Commercial Property Loans: How to finance your business premises

Purchasing a business premises is a step that many companies take as they continue to grow but, as you’re probably aware, commercial property can be expensive.

Luckily, there are a host of financing options available including mortgages, loans and more.

In this article, Commercial Property Expert Patsy Whitford breaks down your financing options and their pros and cons, so you can make an informed decision on which to choose.

What is a commercial mortgage?

The most common type of commercial property loan is a mortgage.

Commercial mortgages work similarly to residential ones, upon providing a deposit (a down payment on the property) you can get up to a 90% loan for the purchase of the property, which will need to be repaid.

Commercial mortgages often attract a higher rate of interest than residential ones. 

Although commercial mortgages are so common, it may not suit your needs. A mortgage is a long-term commitment and involves making regular payments every month. Many people opt for more short-term loan options.

You will also often be asked to provide personal guarantees from individual directors and a debenture from the company. 

This article predominantly focuses on the other types of loans for purchasing commercial property. You can read our dedicated article on commercial mortgages here.

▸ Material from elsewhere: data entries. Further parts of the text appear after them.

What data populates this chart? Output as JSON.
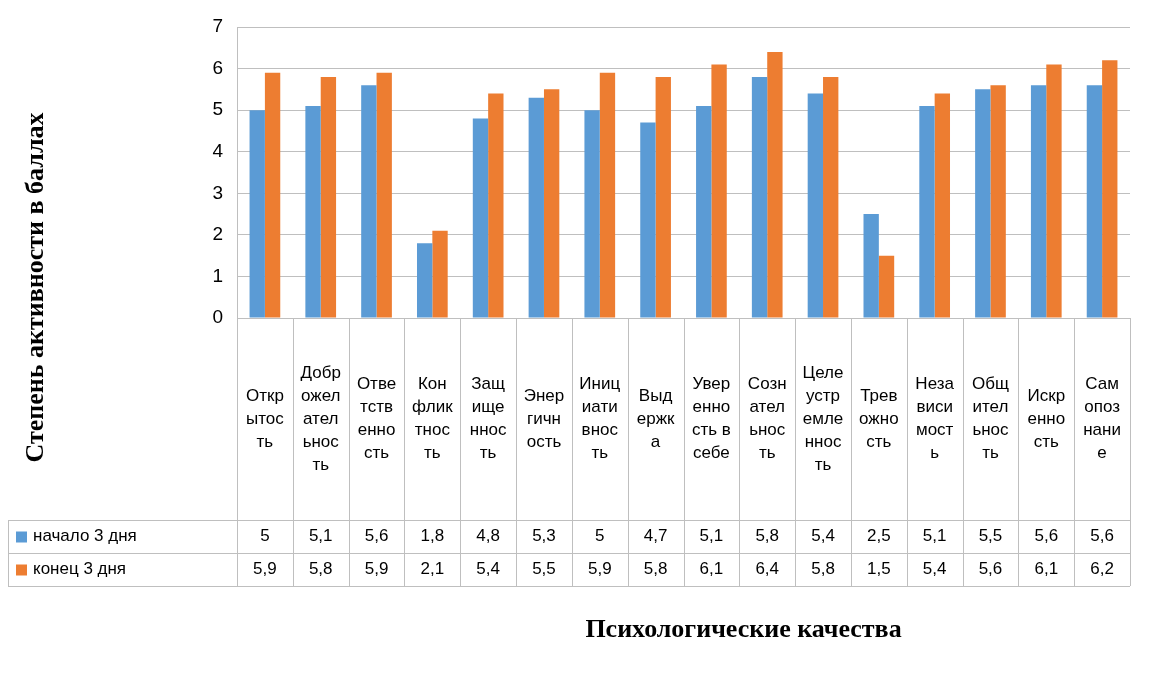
{
  "chart_data": {
    "type": "bar",
    "annotations": [
      "Психологические качества",
      "Степень активности в баллах"
    ],
    "categories": [
      "Открытость",
      "Доброжелательность",
      "Ответственность",
      "Конфликтность",
      "Защищенность",
      "Энергичность",
      "Инициативность",
      "Выдержка",
      "Уверенность в себе",
      "Сознательность",
      "Целеустремленность",
      "Тревожность",
      "Независимость",
      "Общительность",
      "Искренность",
      "Самопознание"
    ],
    "series": [
      {
        "name": "начало 3 дня",
        "color": "#5b9bd5",
        "values": [
          5,
          5.1,
          5.6,
          1.8,
          4.8,
          5.3,
          5,
          4.7,
          5.1,
          5.8,
          5.4,
          2.5,
          5.1,
          5.5,
          5.6,
          5.6
        ],
        "value_labels": [
          "5",
          "5,1",
          "5,6",
          "1,8",
          "4,8",
          "5,3",
          "5",
          "4,7",
          "5,1",
          "5,8",
          "5,4",
          "2,5",
          "5,1",
          "5,5",
          "5,6",
          "5,6"
        ]
      },
      {
        "name": "конец 3 дня",
        "color": "#ed7d31",
        "values": [
          5.9,
          5.8,
          5.9,
          2.1,
          5.4,
          5.5,
          5.9,
          5.8,
          6.1,
          6.4,
          5.8,
          1.5,
          5.4,
          5.6,
          6.1,
          6.2
        ],
        "value_labels": [
          "5,9",
          "5,8",
          "5,9",
          "2,1",
          "5,4",
          "5,5",
          "5,9",
          "5,8",
          "6,1",
          "6,4",
          "5,8",
          "1,5",
          "5,4",
          "5,6",
          "6,1",
          "6,2"
        ]
      }
    ],
    "ylim": [
      0,
      7
    ],
    "yticks": [
      0,
      1,
      2,
      3,
      4,
      5,
      6,
      7
    ],
    "grid": "y",
    "legend": "bottom"
  }
}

What is a bridging loan and how does it work?

A bridging loan is a short-term loan that, hence the name, helps you bridge the gap between the sale of one asset and the purchase of another or a temporary shortfall in available funds.

For example, you could take out a loan of this type to help raise funds for a new commercial property while you wait for the old premises to sell.
Bridging loans can be open, meaning there won’t be a set date for you to repay it, or closed which means there will be.

Related: Getting your commercial property ready for sale – a checklist

How much can you borrow on a bridging loan UK?

This differs from lender to lender and will depend on your particular circumstances. 

Bridging loans are secured so you’ll have to secure these against an asset, a property for example. If you don’t have any loans already secured against the property a lender may be more generous in what they will lend you.